Arbeidsparticipatie gedurende 6 jaar tijd bij patiënten met SLE
Als laatste zal ik een posterpresentatie geven over het hebben van werk (arbeidsparticipatie) bij patiënten met SLE. We hebben in de loop van 6 jaar gekeken naar het hebben van werk en het behouden hiervan. Ook hebben we gekeken naar demografische factoren, ziekte factoren en werk gerelateerde factoren die hier mogelijk aan bijdragen. In totaal waren er 261 patiënten die deelnamen aan het ‘Longitudinale Amsterdamse SLE cohort’. Hiervan konden we 220 patiënten gebruiken voor dit onderzoek, omdat ze gedurende minstens 5 jaar waren gevolgd in de tijd.

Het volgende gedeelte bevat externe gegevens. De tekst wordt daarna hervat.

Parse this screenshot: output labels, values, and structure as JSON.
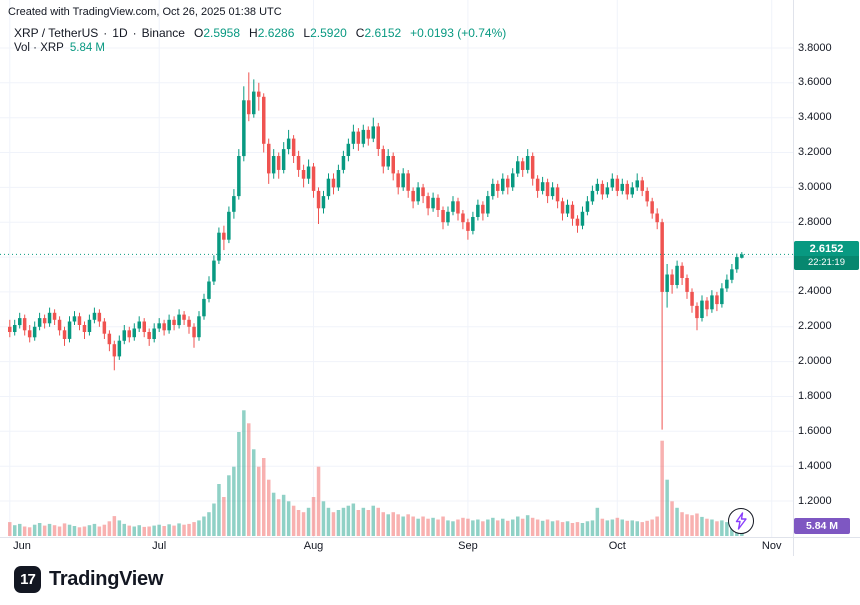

Van deze groep patiënten, werkte 52% aan het begin van onze studie. Dit percentage nam af tot 46% na 6 jaar tijd. Van de patiënten zonder werk aan het begin van onze studie, startte 16% met werken gedurende de tijd. Het behoud van werk gedurende 5 of meer jaar kwam voor bij 29% van de patiënten. Het merendeel (63%) van patiënten zonder werk aan het begin van de studie moest stoppen met werken door SLE-gerelateerde klachten. We vonden dat patiënten die werk hadden, gekenmerkt werden door het feit dat ze jonger waren, een hogere opleiding hadden genoten, een kortere ziekteduur hadden, minder schade in de organen hadden en dat deze patiënten op het werk werden ondersteund door hun leidinggevende. Patiënten die hun werk gedurende 5 of meer jaar konden behouden, werden gekenmerkt doordat ze regelmatige werkuren hadden en omdat ze vaardigheden hadden om beleid te maken, ze beslissingsbevoegdheid én beslissingsruimte hadden op het werk. Dit onderzoek leert ons dat veel patiënten met SLE na verloop van tijd hun werk verliezen en dat werk gerelateerde factoren bijdragen aan het behoud van werk. De informatie uit deze studie kan onderzoekers helpen om interventies te ontwikkelen om deelname aan werk bij patiënten met SLE te ondersteunen.